A comprehensive introduction to transformers
When I attended the ICRA 2023, one of the most important robotics conferences in the world, I was astonished to see that half the papers presented made use of transformer architectures. I realised that any machine learning practitioner, and even researchers in other fields such as robotics, must have a reasonably good understanding of this new technology and how to apply it.
The transformer may well be the simplest machine learning architecture to dominate the field in decades to come. As of 2024, popular services such as ChatGPT have introduced themselves in record time in the lives of millions of people due to their outstanding versatility and helpfulness.
This post is an organised compendium of personal notes, pieces of other posts and papers that have I put together as my own in depth introductory guide to transformers. I aim at understanding the basic building blocks that form these architectures, as well as how they are employed in cutting edge modern systems.
Let's dive into it!
Introduction
Transformer architectures have been in the spotlight for the last six years, ever since the groundbreaking paper "Attention is All You Need" introduced the Transformer model in 2017. Even though they were initially designed for natural language processes, transformers have made significant inroads into computer vision.
A transformer is an attention-based encoder-decoder neural network architecture that was developed to deal with sequential data, as RNNs and LSTMs do.
Image from the original paper
The encoder (left side) maps an input sequence into an abstract continuous representation that holds all the learned information of the input sequence.
The decoder takes the continuous representation and, step by step, generates a single output, while also being fed its own previous output.
The original transformer architecture in depth
Let's zoom into the details. This section is adapted from this great post.
The encoder and the attention mechanism
(1) The input layer of the encoder converts each word in the input sequence into a fixed-length embedding representation. This layer is learned.
(2) Positional information is injected into the embeddings. This is necessary because the transformer encoder doesn't have recurrence like RNNs, so we need to somehow specify the position of each word in the input.
This is done by a trick called positional encoding, which consists of adding stuff into each embedding and the position ends up encoded there.

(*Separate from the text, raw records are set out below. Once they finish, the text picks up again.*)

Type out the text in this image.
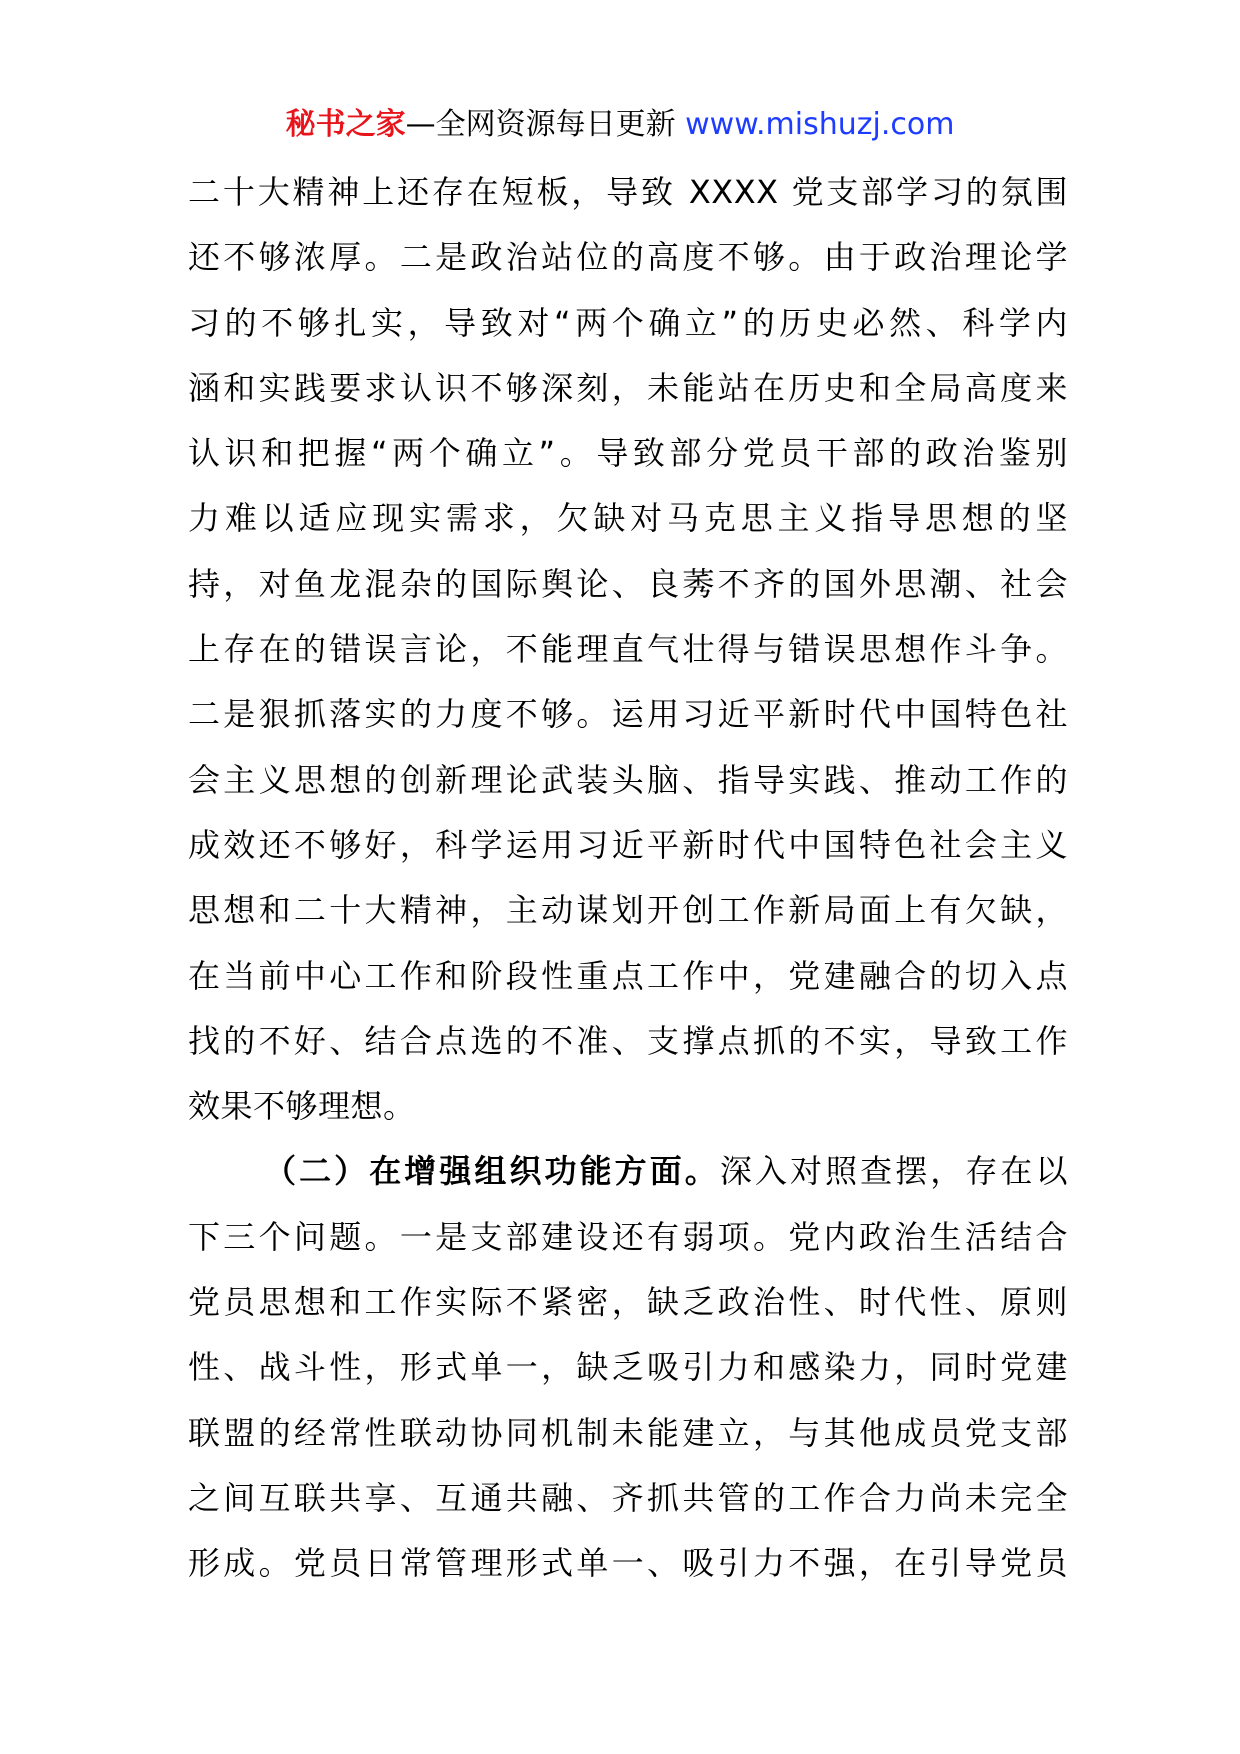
秘书之家—全网资源每日更新 www.mishuzj.com
二十大精神上还存在短板，导致 XXXX 党支部学习的氛围
还不够浓厚。二是政治站位的高度不够。由于政治理论学
习的不够扎实，导致对“两个确立”的历史必然、科学内
涵和实践要求认识不够深刻，未能站在历史和全局高度来
认识和把握“两个确立”。导致部分党员干部的政治鉴别
力难以适应现实需求，欠缺对马克思主义指导思想的坚
持，对鱼龙混杂的国际舆论、良莠不齐的国外思潮、社会
上存在的错误言论，不能理直气壮得与错误思想作斗争。
二是狠抓落实的力度不够。运用习近平新时代中国特色社
会主义思想的创新理论武装头脑、指导实践、推动工作的
成效还不够好，科学运用习近平新时代中国特色社会主义
思想和二十大精神，主动谋划开创工作新局面上有欠缺，
在当前中心工作和阶段性重点工作中，党建融合的切入点
找的不好、结合点选的不准、支撑点抓的不实，导致工作
效果不够理想。
（二）在增强组织功能方面。深入对照查摆，存在以
下三个问题。一是支部建设还有弱项。党内政治生活结合
党员思想和工作实际不紧密，缺乏政治性、时代性、原则
性、战斗性，形式单一，缺乏吸引力和感染力，同时党建
联盟的经常性联动协同机制未能建立，与其他成员党支部
之间互联共享、互通共融、齐抓共管的工作合力尚未完全
形成。党员日常管理形式单一、吸引力不强，在引导党员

(3) The encoder layer itself. Its function is to map input sequences into abstract output sequences that hold the learned information:
💡 Remark: In this example, you have an input sequence of size 4 and embedding size 3. Notice that the input of the encoder is thus a tensor of size 4x3, and the output of the encoder is a tensor of the exactly same size. The Multi-Headed Attention also returns a tensor of the same shape as the input.
The Multi Headed Attention block applies a specific attention mechanism called SELF-ATTENTION. Self attention allows the models to associate each word in the input to other words in the input.
- We use residual connections
- Feed forward is just a fully connected NN with ReLu activations
(3.1) The attention layer
To achieve self-attention, we take each embedding in the input sequence and map it (via Linear layers) to a query, key and value vectors.
All Q K V then go through the following module:
They get fed to a linear layer, Q and K undergo a dot product to produce a score matrix. This matrix basically determines how much focus should a word put into another words.
The scores are scaled down to stabilise the gradients, and softmax is applied to map the scores to the range 0-1. The result are the attention weights, which tell you for each pair of words in the input sequence, their relative attention.
Finally, the attention weights are multiplied by the values to get the attention block output.
💡 Analogy: Imagine you're in a library. You want to find a specific book (your query). You know the book's title and and author (your key). You search through the library catalog (a collection of keys and values). The value is the actual book.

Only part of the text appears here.